Trailing-Edge
-
PDP-10 Archives
-
decus_20tap2_198111
-
decus/20-0066/starn.txt
There are 2 other files named starn.txt in the archive. Click here to see a list.
TITLE: *n - A Machine-Independent List Processing Language
AUTHOR(S): Richard A. Stone
DEPARTMENT: 18PR02314
LOCATION: Western Electric, ERC, Princeton
LOCAL REPORT NUMBER: CC 5269 CASE: 15006
DATE: May 3, 1973
VERSION: 6.0
ABSTRACT:
*n is a highly efficient list processing language which will
run on a variety of small and large computers. It can be
interfaced with standard programming languages to add smaller,
faster list processing subroutines to a program.

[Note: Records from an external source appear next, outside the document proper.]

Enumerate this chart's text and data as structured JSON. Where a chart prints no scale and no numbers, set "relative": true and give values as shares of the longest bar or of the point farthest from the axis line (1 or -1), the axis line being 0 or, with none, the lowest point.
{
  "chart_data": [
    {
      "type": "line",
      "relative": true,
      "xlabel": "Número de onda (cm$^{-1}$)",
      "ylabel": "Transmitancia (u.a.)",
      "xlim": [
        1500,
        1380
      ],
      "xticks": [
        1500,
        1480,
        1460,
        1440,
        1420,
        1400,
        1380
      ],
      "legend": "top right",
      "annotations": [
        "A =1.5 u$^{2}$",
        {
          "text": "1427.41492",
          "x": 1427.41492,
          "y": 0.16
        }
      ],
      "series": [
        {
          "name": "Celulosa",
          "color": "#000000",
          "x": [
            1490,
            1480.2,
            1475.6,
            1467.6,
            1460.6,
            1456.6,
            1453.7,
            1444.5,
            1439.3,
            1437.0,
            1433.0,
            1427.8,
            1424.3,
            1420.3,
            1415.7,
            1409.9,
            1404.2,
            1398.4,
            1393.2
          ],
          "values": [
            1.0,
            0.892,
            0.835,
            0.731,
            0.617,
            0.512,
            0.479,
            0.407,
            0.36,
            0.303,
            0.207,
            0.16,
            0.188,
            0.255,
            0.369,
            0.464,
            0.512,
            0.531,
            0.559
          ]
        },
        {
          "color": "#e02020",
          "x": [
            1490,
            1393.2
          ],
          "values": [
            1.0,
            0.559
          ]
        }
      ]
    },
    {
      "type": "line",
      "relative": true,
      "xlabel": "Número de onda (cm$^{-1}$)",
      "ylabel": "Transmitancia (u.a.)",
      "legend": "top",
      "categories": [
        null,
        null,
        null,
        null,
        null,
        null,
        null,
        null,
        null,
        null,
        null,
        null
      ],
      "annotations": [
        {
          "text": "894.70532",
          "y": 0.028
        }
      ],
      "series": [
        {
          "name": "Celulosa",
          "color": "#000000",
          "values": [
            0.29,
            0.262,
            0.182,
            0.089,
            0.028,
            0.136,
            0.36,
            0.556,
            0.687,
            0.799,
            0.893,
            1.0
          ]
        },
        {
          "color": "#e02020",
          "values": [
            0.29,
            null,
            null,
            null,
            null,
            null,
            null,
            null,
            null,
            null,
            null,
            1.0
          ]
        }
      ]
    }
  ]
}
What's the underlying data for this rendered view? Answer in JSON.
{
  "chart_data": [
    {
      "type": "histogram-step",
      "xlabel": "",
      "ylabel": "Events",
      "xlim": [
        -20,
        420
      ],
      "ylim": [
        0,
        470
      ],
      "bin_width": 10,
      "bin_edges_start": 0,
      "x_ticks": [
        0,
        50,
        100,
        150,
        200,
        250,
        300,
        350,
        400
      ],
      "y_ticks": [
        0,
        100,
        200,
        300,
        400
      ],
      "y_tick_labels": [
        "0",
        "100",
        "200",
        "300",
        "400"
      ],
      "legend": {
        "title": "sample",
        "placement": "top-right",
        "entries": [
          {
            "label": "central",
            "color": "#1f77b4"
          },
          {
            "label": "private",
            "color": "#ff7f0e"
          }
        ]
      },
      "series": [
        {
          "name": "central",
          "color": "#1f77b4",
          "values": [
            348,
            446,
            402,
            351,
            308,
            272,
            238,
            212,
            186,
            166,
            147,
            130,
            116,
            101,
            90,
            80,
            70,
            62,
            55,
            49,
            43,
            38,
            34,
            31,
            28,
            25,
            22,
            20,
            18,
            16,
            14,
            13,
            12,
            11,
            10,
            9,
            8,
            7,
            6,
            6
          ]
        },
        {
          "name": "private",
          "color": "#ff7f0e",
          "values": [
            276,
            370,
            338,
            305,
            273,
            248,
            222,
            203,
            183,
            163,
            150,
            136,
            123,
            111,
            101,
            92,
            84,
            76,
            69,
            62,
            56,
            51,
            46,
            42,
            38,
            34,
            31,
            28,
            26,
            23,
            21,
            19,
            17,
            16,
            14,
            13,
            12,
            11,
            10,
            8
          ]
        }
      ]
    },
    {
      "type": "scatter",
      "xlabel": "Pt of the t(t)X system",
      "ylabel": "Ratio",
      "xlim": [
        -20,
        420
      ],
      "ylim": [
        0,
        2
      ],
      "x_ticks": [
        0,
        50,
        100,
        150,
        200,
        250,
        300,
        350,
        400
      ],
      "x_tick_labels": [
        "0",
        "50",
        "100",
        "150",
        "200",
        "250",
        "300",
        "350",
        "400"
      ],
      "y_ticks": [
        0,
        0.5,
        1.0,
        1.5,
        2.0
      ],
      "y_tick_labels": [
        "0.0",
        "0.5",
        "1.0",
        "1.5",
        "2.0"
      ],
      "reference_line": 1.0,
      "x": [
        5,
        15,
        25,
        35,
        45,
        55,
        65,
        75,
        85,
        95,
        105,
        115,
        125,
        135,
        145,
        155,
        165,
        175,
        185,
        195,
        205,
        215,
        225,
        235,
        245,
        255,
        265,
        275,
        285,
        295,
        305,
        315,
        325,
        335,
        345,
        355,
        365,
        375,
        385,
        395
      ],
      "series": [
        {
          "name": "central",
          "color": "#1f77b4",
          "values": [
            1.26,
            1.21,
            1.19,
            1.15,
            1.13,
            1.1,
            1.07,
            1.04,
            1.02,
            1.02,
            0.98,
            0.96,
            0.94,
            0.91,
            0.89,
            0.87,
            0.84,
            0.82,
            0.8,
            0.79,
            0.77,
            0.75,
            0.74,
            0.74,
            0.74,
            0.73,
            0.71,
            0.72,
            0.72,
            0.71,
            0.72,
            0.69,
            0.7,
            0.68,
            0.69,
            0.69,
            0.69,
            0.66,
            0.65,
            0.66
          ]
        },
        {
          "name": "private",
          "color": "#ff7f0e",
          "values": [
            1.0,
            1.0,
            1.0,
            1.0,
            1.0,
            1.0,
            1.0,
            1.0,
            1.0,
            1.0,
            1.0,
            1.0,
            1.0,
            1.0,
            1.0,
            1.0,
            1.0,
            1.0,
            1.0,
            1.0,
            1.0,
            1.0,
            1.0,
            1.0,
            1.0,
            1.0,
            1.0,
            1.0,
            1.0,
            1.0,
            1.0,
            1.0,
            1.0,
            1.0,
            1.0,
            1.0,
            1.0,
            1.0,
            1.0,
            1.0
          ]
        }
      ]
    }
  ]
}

*n is a version of *1 (decendant of L6).
REFERENCES: CC4868 - User's Manual for ERC Version of *1
INDEXING TERMS: Computers, list processing, machine independence, S/360,
DECsystem10, PDP-11, compilers, *1
BACKROUND
---------
HISTORY
-------
*n began with L6 (Low Level Linked List Language) by K. Knowlton
at Bell Laboratories on the 7090. Carnegie Mellon University
modified it to run as macros on the 360, and called it *1
(pronounced "star one"). The ERC of Westen Electric wrote a
general compiler (called *n) that can be modified to produce
code for any of several machine. Three examples are the
compiler for the PDP11 (STAR11),the IBM 360 (STAR360), and the
PDP10 (STAR10). The compiler is written in SNOBOL IV and will
run on any machine that supports SNOBOL IV.
VERSIONS
--------
Different versions of *n use the designation m.i.d., where 'm'
is the version of this manual, 'i' is the number of changes in
the machine independent version since the last manual change,
and 'd' is the number of changes in the particular machine
dependent part since the last manual change. Hence, "5.1.2" says
that the manual last changed for the 5th time, the machine
independent code changed once since then and the machine
dependent code twice.
USING THE STARn COMPILER
----- --- ----- --------
COMPILING ON THE 360
--------------------
To compile a program:
//jobname JOB (.....
// EXEC STARn
//STEPC.SYSIN DD *
-*1 deck-
/*
To compile a program and punch out assembly source:
//jobname JOB (.....
// EXEC STARn,PUNCH=1
//STEPC.SYSIN DD *
-*1 deck-
/*
NOTE: For the PDP11, use STAR11.
For the 360, use STAR360.
For the PDP10, use STAR10.
For compile and link for the 360, use STAR360L.
COMPILING ON THE PDP10
----------------------
To compile a program:
.R STARn
*assembly-file,list-file=source-file/switch:setting
.COMPILE assembly-file/LIST
NOTE: The ",list-file" may be ommitted.
The "source-file" may be files separated by commas,
which will be concatenated
Files may be devices such as "TTY:" or "LPT:"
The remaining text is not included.